Star Rating:

American Splendor

Director: Shari Springer Berman and Robert Pulcini

Actors: Harvey Pekar, James Urbaniak, Joyce Brabner, Hope Davis

Release Date: Monday 30th November -0001

Running time: 101 minutes

Highly original and extremely imaginative, American Splendor is a rich, densely layered comedy drama cum biopic. For the most part, the superb Paul Giamatti plays Harvey Pekar, a clerk at a Cleveland hospital who became something of a cult comic book hero by documenting the sheer mundanity of his everyday existence in a series of graphic novels which have become underground classics. Stuttering through life, Harvey's shambolic ways are expertly charted, from his curious relationship with his self-confessed nerd king best pal Toby (Friedlander) to his relationship with the equally caustic Joyce Brabner (Hope Davis). What makes American Splendor so unique, however, is the means in which the story is delivered: a mixture of animation, biopic and documentary, with the real Pekar and Brabner showing up to offer their thoughts on what's going on, even as the action is integrated with surreal animated interludes.

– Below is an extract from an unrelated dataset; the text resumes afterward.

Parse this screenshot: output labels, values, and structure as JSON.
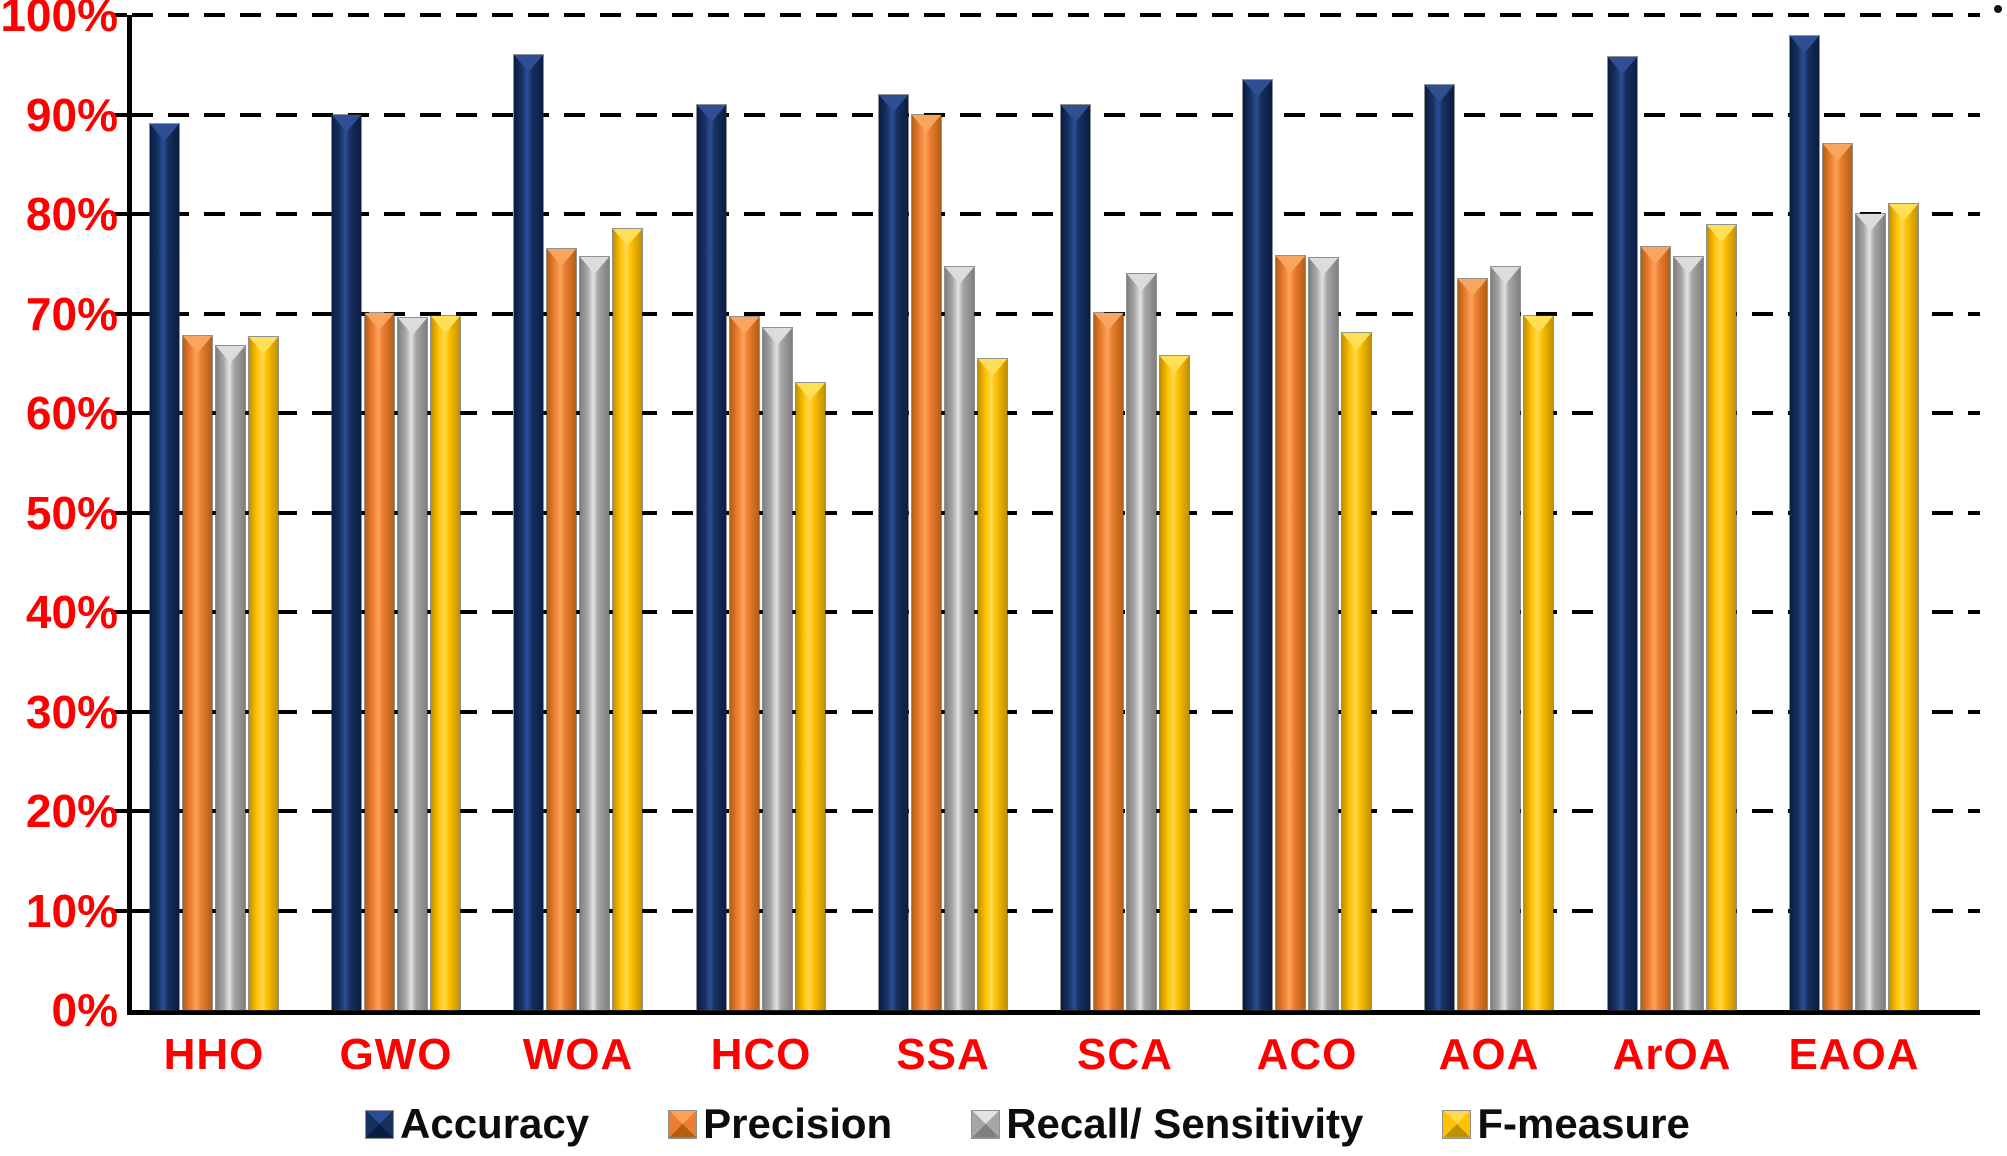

Frighteningly ambitious but realised with a surehand and grace that defies the sheer complexity of the approach adopted by the two directors, American Splendor is as sharp and offbeat a movie as you're likely to see. Eccentric but lovable, the central character, like the film, is delivered in a startlingly unusual tone, which manages to be both charming and offensive, often at the same time. Which just about sums up American Splendor.